Can someone tell if i have read it right or wrong


----------



## Plek Trum (28 Apr 2010)

Have a look on the redundancy calculator on www.redundancy.ie 
Should caluculate it easily and accurately for you there and you can print a copy (.pdf file)


----------



## Mpsox (28 Apr 2010)

In relation to the 7 or 8 years, that is dependent on the terms of the scheme since it is outside the statutory redundancy scheme. In the case of my own employer, in such a situation we would have paid the last year pro-rata depending on how much of it you worked. In other words, if you worked for 7 years 6 months, you would get 7*4 =28 weeks + 2 weeks for the 6 months worked, but some companies may do it differently

secondly you should check to see if the 4 weeks includes or excludes statutory redundancy. 

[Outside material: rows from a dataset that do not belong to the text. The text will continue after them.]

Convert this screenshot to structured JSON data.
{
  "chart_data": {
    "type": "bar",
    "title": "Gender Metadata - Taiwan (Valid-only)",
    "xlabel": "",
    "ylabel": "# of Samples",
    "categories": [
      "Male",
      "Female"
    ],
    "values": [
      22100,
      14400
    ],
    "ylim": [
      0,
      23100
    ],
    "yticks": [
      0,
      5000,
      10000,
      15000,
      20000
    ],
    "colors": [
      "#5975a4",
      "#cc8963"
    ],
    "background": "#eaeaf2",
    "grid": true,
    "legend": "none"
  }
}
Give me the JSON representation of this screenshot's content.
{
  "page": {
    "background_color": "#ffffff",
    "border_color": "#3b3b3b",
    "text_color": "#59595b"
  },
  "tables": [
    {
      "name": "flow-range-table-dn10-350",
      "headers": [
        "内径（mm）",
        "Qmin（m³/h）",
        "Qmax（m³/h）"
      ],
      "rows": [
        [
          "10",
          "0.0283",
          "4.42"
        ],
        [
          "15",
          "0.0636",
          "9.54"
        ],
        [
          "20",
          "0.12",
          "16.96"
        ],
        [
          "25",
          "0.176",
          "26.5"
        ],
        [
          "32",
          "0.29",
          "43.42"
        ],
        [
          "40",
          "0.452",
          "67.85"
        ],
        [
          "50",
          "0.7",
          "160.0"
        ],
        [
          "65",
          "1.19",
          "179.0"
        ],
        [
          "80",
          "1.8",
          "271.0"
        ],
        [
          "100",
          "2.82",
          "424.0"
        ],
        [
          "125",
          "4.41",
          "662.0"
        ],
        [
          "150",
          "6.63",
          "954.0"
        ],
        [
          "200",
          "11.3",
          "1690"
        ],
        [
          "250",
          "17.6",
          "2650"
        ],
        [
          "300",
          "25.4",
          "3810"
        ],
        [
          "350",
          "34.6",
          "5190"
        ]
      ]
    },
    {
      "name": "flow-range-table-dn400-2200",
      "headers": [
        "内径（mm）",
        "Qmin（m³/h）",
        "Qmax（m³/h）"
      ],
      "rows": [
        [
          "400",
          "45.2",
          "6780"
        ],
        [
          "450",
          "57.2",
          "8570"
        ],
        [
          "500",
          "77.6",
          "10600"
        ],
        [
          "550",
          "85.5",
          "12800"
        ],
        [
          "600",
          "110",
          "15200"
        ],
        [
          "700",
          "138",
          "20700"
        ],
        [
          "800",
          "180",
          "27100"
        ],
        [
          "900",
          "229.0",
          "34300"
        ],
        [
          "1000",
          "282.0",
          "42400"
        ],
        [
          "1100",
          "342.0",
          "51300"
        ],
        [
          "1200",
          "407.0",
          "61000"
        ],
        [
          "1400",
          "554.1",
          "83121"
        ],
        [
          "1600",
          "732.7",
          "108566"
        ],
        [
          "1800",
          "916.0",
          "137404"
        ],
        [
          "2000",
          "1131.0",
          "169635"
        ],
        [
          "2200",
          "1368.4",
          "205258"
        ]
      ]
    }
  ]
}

Thirdly you should check that there is no cap as to the maximum amount you can receive under your employers schemee


----------



## ludermor (28 Apr 2010)

Thanks for the quick replies!!
We havent been given the terms just yet so until then i will be a bit in the dark.
There will be a cap of 13 years ( so 52 weeks) so i will be under that. 
Im not sure about the statutory but the word is it excludes it. 
The main thing in my calculation i was wondering about is the entitlment of the second 10,000 increased excemption, is there any reason why i wouldnt be entitled to it?

Plek
The redundancy website only calculates the statutory redundancy unless i am missing something?


----------